Да и как могло быть иначе? В тот момент мы были похожи на инкубаторских цыплят вылупившихся одновременно.
Несколько старослужащих матросов Экипажа подгоняли нас,  поторапливали. Перед дверями в очередное помещение, нам бросали на руки вафельное полотенце. Мы наскоро вытирались и, слегка подталкивая нас в спину, матросы выпроваживали нас в соседний зал.

Справа вдоль стены длинный ряд столов. За первыми и последними столами сидят мужчины-офицеры, а в центре ряда несколько столов, где расположились женщины в белых халатах и в возрасте не старше наших матерей – врачи.
И ты перед этой шеренгой – «в чём мать родила!»
Ладони непроизвольно тянутся к паху, прикрывая своё половое отличие, которое начинает постепенно съёживаться и втягивается куда-то внутрь.

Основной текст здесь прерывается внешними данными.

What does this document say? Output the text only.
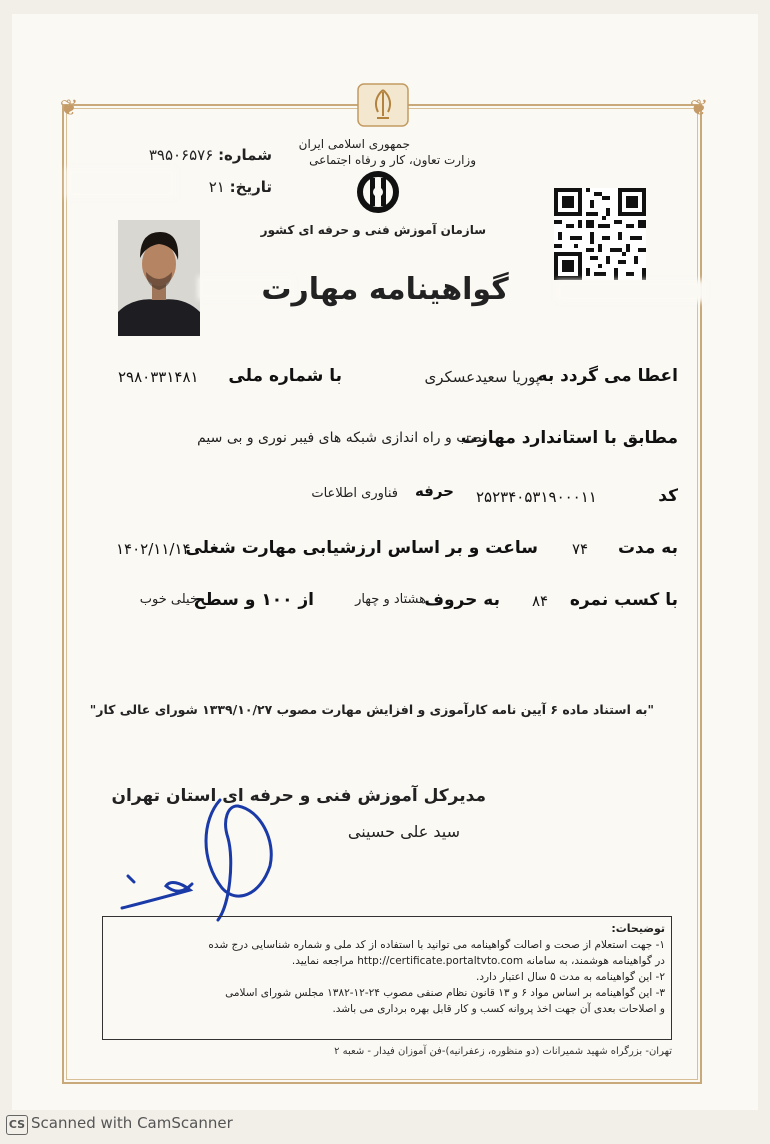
❦	❦
جمهوری اسلامی ایران
وزارت تعاون، کار و رفاه اجتماعی
سازمان آموزش فنی و حرفه ای کشور
شماره: ۳۹۵۰۶۵۷۶
تاریخ: ۲۱
گواهینامه مهارت
اعطا می گردد به
پوریا سعیدعسکری
با شماره ملی
۲۹۸۰۳۳۱۴۸۱
مطابق با استاندارد مهارت
نصب و راه اندازی شبکه های فیبر نوری و بی سیم
کد
۲۵۲۳۴۰۵۳۱۹۰۰۰۱۱
حرفه
فناوری اطلاعات
به مدت
۷۴
ساعت و بر اساس ارزشیابی مهارت شغلی
۱۴۰۲/۱۱/۱۴
با کسب نمره
۸۴
به حروف
هشتاد و چهار
از ۱۰۰ و سطح
خیلی خوب
"به استناد ماده ۶ آیین نامه کارآموزی و افزایش مهارت مصوب ۱۳۳۹/۱۰/۲۷ شورای عالی کار"
مدیرکل آموزش فنی و حرفه ای استان تهران
سید علی حسینی
توضیحات:
۱- جهت استعلام از صحت و اصالت گواهینامه می توانید با استفاده از کد ملی و شماره شناسایی درج شده
در گواهینامه هوشمند، به سامانه http://certificate.portaltvto.com مراجعه نمایید.
۲- این گواهینامه به مدت ۵ سال اعتبار دارد.
۳- این گواهینامه بر اساس مواد ۶ و ۱۳ قانون نظام صنفی مصوب ۲۴-۱۲-۱۳۸۲ مجلس شورای اسلامی
و اصلاحات بعدی آن جهت اخذ پروانه کسب و کار قابل بهره برداری می باشد.
تهران- بزرگراه شهید شمیرانات (دو منظوره، زعفرانیه)-فن آموزان فیدار - شعبه ۲
CS Scanned with CamScanner
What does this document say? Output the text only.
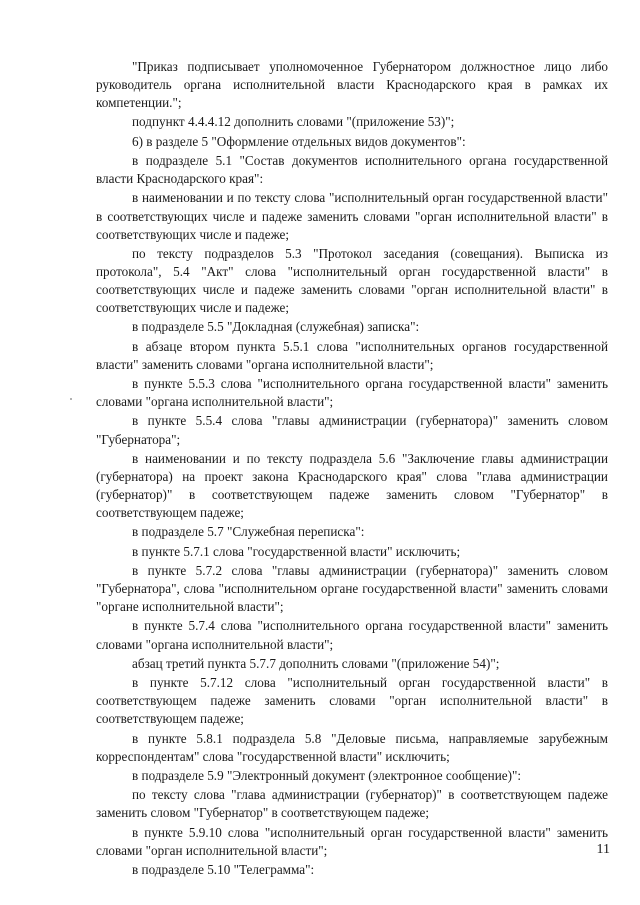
"Приказ подписывает уполномоченное Губернатором должностное лицо либо руководитель органа исполнительной власти Краснодарского края в рамках их компетенции.";

подпункт 4.4.4.12 дополнить словами "(приложение 53)";

6) в разделе 5 "Оформление отдельных видов документов":

в подразделе 5.1 "Состав документов исполнительного органа государственной власти Краснодарского края":

в наименовании и по тексту слова "исполнительный орган государственной власти" в соответствующих числе и падеже заменить словами "орган исполнительной власти" в соответствующих числе и падеже;

по тексту подразделов 5.3 "Протокол заседания (совещания). Выписка из протокола", 5.4 "Акт" слова "исполнительный орган государственной власти" в соответствующих числе и падеже заменить словами "орган исполнительной власти" в соответствующих числе и падеже;

в подразделе 5.5 "Докладная (служебная) записка":

в абзаце втором пункта 5.5.1 слова "исполнительных органов государственной власти" заменить словами "органа исполнительной власти";

в пункте 5.5.3 слова "исполнительного органа государственной власти" заменить словами "органа исполнительной власти";

в пункте 5.5.4 слова "главы администрации (губернатора)" заменить словом "Губернатора";

в наименовании и по тексту подраздела 5.6 "Заключение главы администрации (губернатора) на проект закона Краснодарского края" слова "глава администрации (губернатор)" в соответствующем падеже заменить словом "Губернатор" в соответствующем падеже;

в подразделе 5.7 "Служебная переписка":

в пункте 5.7.1 слова "государственной власти" исключить;

в пункте 5.7.2 слова "главы администрации (губернатора)" заменить словом "Губернатора", слова "исполнительном органе государственной власти" заменить словами "органе исполнительной власти";

в пункте 5.7.4 слова "исполнительного органа государственной власти" заменить словами "органа исполнительной власти";

абзац третий пункта 5.7.7 дополнить словами "(приложение 54)";

в пункте 5.7.12 слова "исполнительный орган государственной власти" в соответствующем падеже заменить словами "орган исполнительной власти" в соответствующем падеже;

в пункте 5.8.1 подраздела 5.8 "Деловые письма, направляемые зарубежным корреспондентам" слова "государственной власти" исключить;

в подразделе 5.9 "Электронный документ (электронное сообщение)":

по тексту слова "глава администрации (губернатор)" в соответствующем падеже заменить словом "Губернатор" в соответствующем падеже;

в пункте 5.9.10 слова "исполнительный орган государственной власти" заменить словами "орган исполнительной власти";

в подразделе 5.10 "Телеграмма":

11
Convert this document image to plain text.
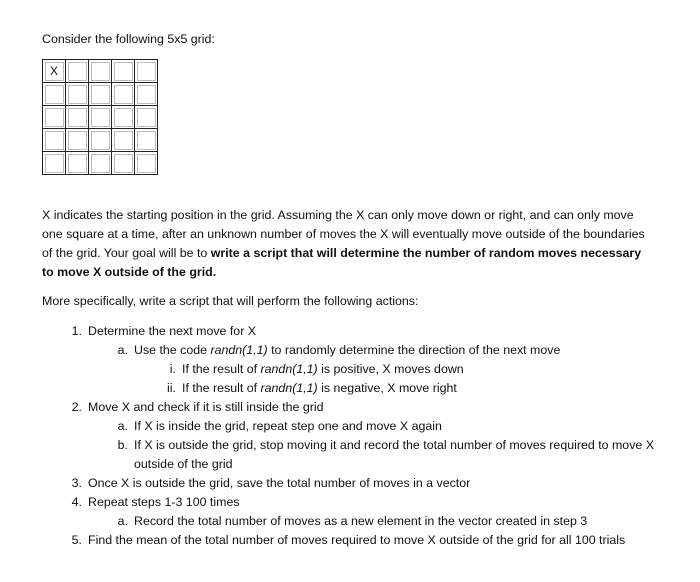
Consider the following 5x5 grid:
X				

X indicates the starting position in the grid. Assuming the X can only move down or right, and can only move one square at a time, after an unknown number of moves the X will eventually move outside of the boundaries of the grid. Your goal will be to write a script that will determine the number of random moves necessary to move X outside of the grid.
More specifically, write a script that will perform the following actions:
1. Determine the next move for X
a. Use the code randn(1,1) to randomly determine the direction of the next move
i. If the result of randn(1,1) is positive, X moves down
ii. If the result of randn(1,1) is negative, X move right
2. Move X and check if it is still inside the grid
a. If X is inside the grid, repeat step one and move X again
b. If X is outside the grid, stop moving it and record the total number of moves required to move X outside of the grid
3. Once X is outside the grid, save the total number of moves in a vector
4. Repeat steps 1-3 100 times
a. Record the total number of moves as a new element in the vector created in step 3
5. Find the mean of the total number of moves required to move X outside of the grid for all 100 trials
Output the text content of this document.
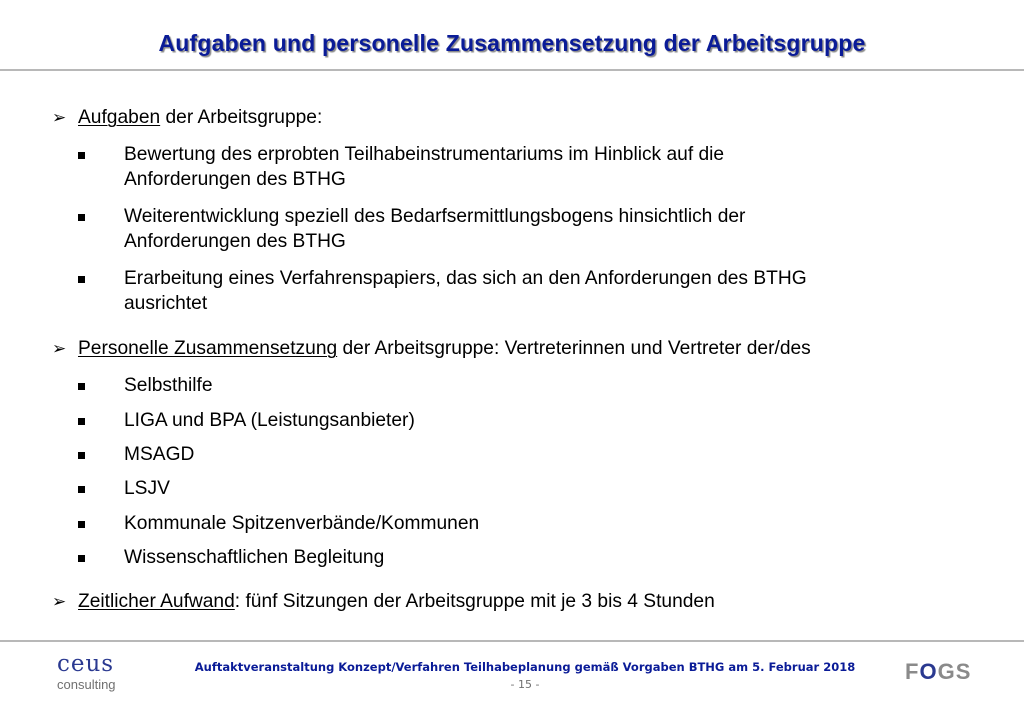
Aufgaben und personelle Zusammensetzung der Arbeitsgruppe
➢ Aufgaben der Arbeitsgruppe:
Bewertung des erprobten Teilhabeinstrumentariums im Hinblick auf die
Anforderungen des BTHG
Weiterentwicklung speziell des Bedarfsermittlungsbogens hinsichtlich der
Anforderungen des BTHG
Erarbeitung eines Verfahrenspapiers, das sich an den Anforderungen des BTHG
ausrichtet
➢ Personelle Zusammensetzung der Arbeitsgruppe: Vertreterinnen und Vertreter der/des
Selbsthilfe
LIGA und BPA (Leistungsanbieter)
MSAGD
LSJV
Kommunale Spitzenverbände/Kommunen
Wissenschaftlichen Begleitung
➢ Zeitlicher Aufwand: fünf Sitzungen der Arbeitsgruppe mit je 3 bis 4 Stunden
ceus
consulting
Auftaktveranstaltung Konzept/Verfahren Teilhabeplanung gemäß Vorgaben BTHG am 5. Februar 2018
- 15 -
FOGS
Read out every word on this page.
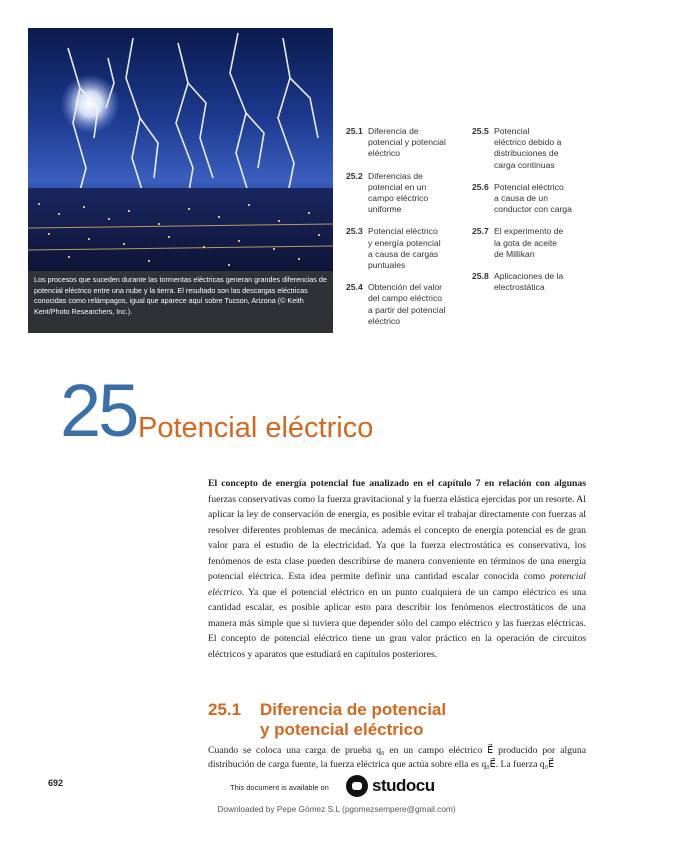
Los procesos que suceden durante las tormentas eléctricas generan grandes diferencias de potencial eléctrico entre una nube y la tierra. El resultado son las descargas eléctricas conocidas como relámpagos, igual que aparece aquí sobre Tucson, Arizona (© Keith Kent/Photo Researchers, Inc.).
25.1 Diferencia de
potencial y potencial
eléctrico
25.2 Diferencias de
potencial en un
campo eléctrico
uniforme
25.3 Potencial eléctrico
y energía potencial
a causa de cargas
puntuales
25.4 Obtención del valor
del campo eléctrico
a partir del potencial
eléctrico
25.5 Potencial
eléctrico debido a
distribuciones de
carga continuas
25.6 Potencial eléctrico
a causa de un
conductor con carga
25.7 El experimento de
la gota de aceite
de Millikan
25.8 Aplicaciones de la
electrostática
25 Potencial eléctrico
El concepto de energía potencial fue analizado en el capítulo 7 en relación con algunas fuerzas conservativas como la fuerza gravitacional y la fuerza elástica ejercidas por un resorte. Al aplicar la ley de conservación de energía, es posible evitar el trabajar directamente con fuerzas al resolver diferentes problemas de mecánica. además el concepto de energía potencial es de gran valor para el estudio de la electricidad. Ya que la fuerza electrostática es conservativa, los fenómenos de esta clase pueden describirse de manera conveniente en términos de una energía potencial eléctrica. Esta idea permite definir una cantidad escalar conocida como potencial eléctrico. Ya que el potencial eléctrico en un punto cualquiera de un campo eléctrico es una cantidad escalar, es posible aplicar esto para describir los fenómenos electrostáticos de una manera más simple que si tuviera que depender sólo del campo eléctrico y las fuerzas eléctricas. El concepto de potencial eléctrico tiene un gran valor práctico en la operación de circuitos eléctricos y aparatos que estudiará en capítulos posteriores.
25.1 Diferencia de potencial
y potencial eléctrico
Cuando se coloca una carga de prueba q₀ en un campo eléctrico E⃗ producido por alguna distribución de carga fuente, la fuerza eléctrica que actúa sobre ella es q₀E⃗. La fuerza q₀E⃗
692	This document is available on	studocu
Downloaded by Pepe Gómez S.L (pgomezsempere@gmail.com)
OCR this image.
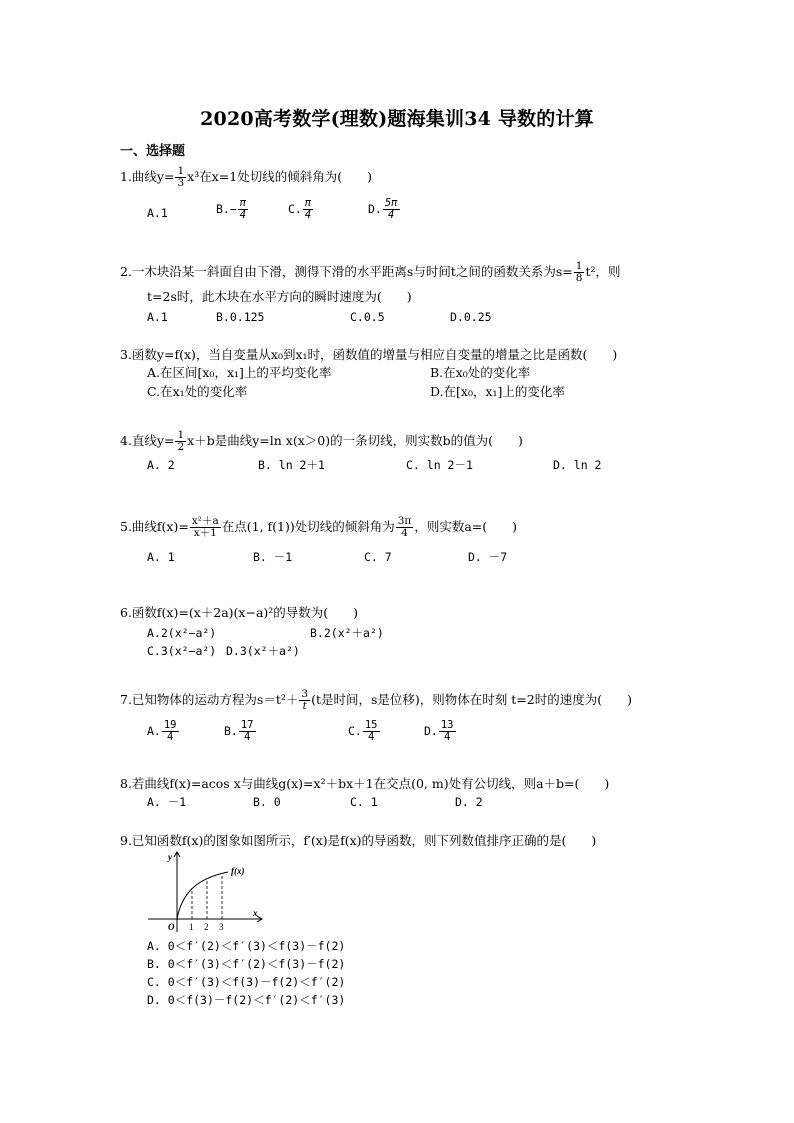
2020高考数学(理数)题海集训34 导数的计算
一、选择题
1.曲线$y= \frac{1}{3} x^3$在x=1处切线的倾斜角为(　　)
A.1	$B.- \frac{\pi}{4}$	C. $\frac{\pi}{4}$	D. $\frac{5\pi}{4}$
2.一木块沿某一斜面自由下滑，测得下滑的水平距离s与时间t之间的函数关系为$s= \frac{1}{8} t^2$，则
t=2s时，此木块在水平方向的瞬时速度为(　　)
A.1	B.0.125	C.0.5	D.0.25
3.函数y=f(x)，当自变量从x₀到x₁时，函数值的增量与相应自变量的增量之比是函数(　　)
A.在区间[x₀，x₁]上的平均变化率	B.在x₀处的变化率
C.在x₁处的变化率	D.在[x₀，x₁]上的变化率
4.直线$y= \frac{1}{2} x+b$是曲线y=ln x(x＞0)的一条切线，则实数b的值为(　　)
A. 2	B. ln 2＋1	C. ln 2－1	D. ln 2
5.曲线$f(x)= \frac{\text{x²＋a}}{x+1}$ 在点(1, f(1))处切线的倾斜角为 $\frac{3\pi}{4}$ ，则实数a=(　　)
A. 1	B. －1	C. 7	D. －7
6.函数f(x)=(x＋2a)(x−a)²的导数为(　　)
A.2(x²−a²)	B.2(x²＋a²)
C.3(x²−a²) D.3(x²＋a²)
7.已知物体的运动方程为$s=t^2+ \frac{3}{t} (t$是时间，s是位移)，则物体在时刻 t=2时的速度为(　　)
A. $\frac{19}{4}$	B. $\frac{17}{4}$	C. $\frac{15}{4}$	D. $\frac{13}{4}$
8.若曲线f(x)=acos x与曲线g(x)=x²＋bx＋1在交点(0, m)处有公切线，则a＋b=(　　)
A. －1	B. 0	C. 1	D. 2
9.已知函数f(x)的图象如图所示，f′(x)是f(x)的导函数，则下列数值排序正确的是(　　)
y
x
O 1 2 3
f(x)
A. 0＜f′(2)＜f′(3)＜f(3)－f(2)
B. 0＜f′(3)＜f′(2)＜f(3)－f(2)
C. 0＜f′(3)＜f(3)－f(2)＜f′(2)
D. 0＜f(3)－f(2)＜f′(2)＜f′(3)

За первым столом офицер сверяет  данные, заполняет личную карточку и вручает её со словами:
- Теперь к врачам, - и командует кому-то за твоей спиной:
- Следующий!
Как обречённый пусть и не на казнь, а только на мучения, бредёшь к следующему столу, страстно желая, чтобы столетний бетонный пол Экипажа под твоими ногами разверзся.
Следует процедура взвешивания и замера роста, во время которой ты чувствуешь, что от твоей физиономии уже можно спокойно прикуривать.
Но ещё не знаешь, что это «цветочки» по сравнению с тем, что ждёт тебя через пару минут.

Вот и следующий стол. Три врачихи  лет сорока с небольшим. Та, что в центре, указывает пальцем на твои ладошки, прикрывающие «драгоценность», командует:
- Руки убрать! По швам руки держи, тоже мне, прячет он что-то. Было бы что прятать!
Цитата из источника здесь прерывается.